Beat the Winter Blues

UK winters are awful. Once past the distraction of Christmas and New Year we face at least two months of rubbish: grey skies, damp air, mud and drizzle. Even when we get snow it soon turns to sludge and slime. If you can, the best thing to do is to go somewhere warm for the length of January and February. And perhaps the first three weeks of March, just to be on the safe side.

If, however, your income doesn’t allow you a twelve week holiday, follow these tips to help ward off the winter blues.

Go Scandinavian

Our Northern neighbours have to put up with winter conditions almost all year round, yet they’re happier than us. (In the World Happiness Report 2017, all the Scandinavian countries were in the top ten. The UK was number nineteen.)

There are many reasons cited for Scandinavian happiness, but it does seem as though these countries share a more positive outlook – take Hygge, a Danish word which loosely means finding contentment in simple things.

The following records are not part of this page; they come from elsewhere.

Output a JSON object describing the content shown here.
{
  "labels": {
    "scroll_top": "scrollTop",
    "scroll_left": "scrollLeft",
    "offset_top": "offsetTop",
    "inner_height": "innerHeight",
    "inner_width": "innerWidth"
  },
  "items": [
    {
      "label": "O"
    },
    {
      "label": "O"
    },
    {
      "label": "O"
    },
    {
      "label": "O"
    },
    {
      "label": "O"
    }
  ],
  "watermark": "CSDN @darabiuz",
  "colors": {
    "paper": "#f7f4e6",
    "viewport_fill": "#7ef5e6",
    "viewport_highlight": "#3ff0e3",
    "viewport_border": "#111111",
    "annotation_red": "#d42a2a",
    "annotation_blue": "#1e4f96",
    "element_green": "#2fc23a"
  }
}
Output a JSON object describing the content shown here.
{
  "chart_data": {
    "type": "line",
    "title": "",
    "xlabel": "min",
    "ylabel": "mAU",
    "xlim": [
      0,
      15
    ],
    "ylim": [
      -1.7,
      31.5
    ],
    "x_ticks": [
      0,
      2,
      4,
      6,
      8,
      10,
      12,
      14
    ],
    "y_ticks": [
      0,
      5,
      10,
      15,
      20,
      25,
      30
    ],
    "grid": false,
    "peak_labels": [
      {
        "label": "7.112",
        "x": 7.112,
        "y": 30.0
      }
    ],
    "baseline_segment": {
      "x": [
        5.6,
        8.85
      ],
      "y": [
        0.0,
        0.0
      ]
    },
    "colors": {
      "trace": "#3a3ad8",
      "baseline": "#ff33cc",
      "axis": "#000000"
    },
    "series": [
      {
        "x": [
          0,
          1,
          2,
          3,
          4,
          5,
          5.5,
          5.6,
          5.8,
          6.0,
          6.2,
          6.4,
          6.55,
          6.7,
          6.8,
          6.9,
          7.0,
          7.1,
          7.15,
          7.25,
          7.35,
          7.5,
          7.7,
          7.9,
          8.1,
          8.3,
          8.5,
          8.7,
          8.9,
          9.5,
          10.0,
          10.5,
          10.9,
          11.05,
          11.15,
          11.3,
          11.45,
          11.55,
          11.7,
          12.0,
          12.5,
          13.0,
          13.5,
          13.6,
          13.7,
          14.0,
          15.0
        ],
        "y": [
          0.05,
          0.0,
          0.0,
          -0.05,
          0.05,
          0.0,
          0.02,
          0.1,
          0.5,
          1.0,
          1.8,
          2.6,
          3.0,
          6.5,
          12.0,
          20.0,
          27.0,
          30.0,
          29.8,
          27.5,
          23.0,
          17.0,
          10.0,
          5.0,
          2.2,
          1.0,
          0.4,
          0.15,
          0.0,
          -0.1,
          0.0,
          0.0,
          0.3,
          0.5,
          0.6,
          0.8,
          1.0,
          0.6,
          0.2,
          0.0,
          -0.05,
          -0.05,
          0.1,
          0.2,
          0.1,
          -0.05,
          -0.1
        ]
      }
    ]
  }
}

Makes sense, so find some Hygge: don your cosiest knitwear, light some candles, lay a fire, make a hot chocolate and settle down in front of a nice Scandi drama. The bridge and The Killing are especially good.

Colour therapy

Adding splashes of colour to your home will remind you that spring and summer are just round the corner. Avoid purples, greys and blues which will absorb the winter light. Opt for floral colours– pinks, oranges and yellows. There’s no need to overdo it, a few colourful accessories, cushions and the like, should help lift your room, and maybe your mood.

Wake up sunshine

Sunny days boost our Vitamin D levels, and help our brains produce depression busting serotonin: we crave sun because we need sun. You can trick your brain into thinking the sun’s around: turn lamps on – all of them, or buy special SAD lamps which emit intense light behind a special diffuser. For a bright start to the day invest in a dawn simulator light– essentially an alarm clock which has you waking up to a room full of sunshine.

Take a different view

Dig out all of your favourite spring and summer pictures. Print them large as canvases or acrylic prints and cover an empty wall, or print them small and stick them on the fridge. Try and go for British summer snaps though - pictures of that perfect holiday in Tuscany several years back may not make you feel any better!

Best of Bleak

Last of all, if you really can’t find Hygge and lamps fail to lighten your mood, perhaps it’s best just to make the most of Bleak Britain. Take advantage of low season hotel rates and explore the parts of Britain that really work in the gloom: the eerie shingle beaches of Kent’s Dungeness. The silent vast expanse of Kielder Forest or the windswept Norfolk coast are all good places to see blighty at its bleakest best.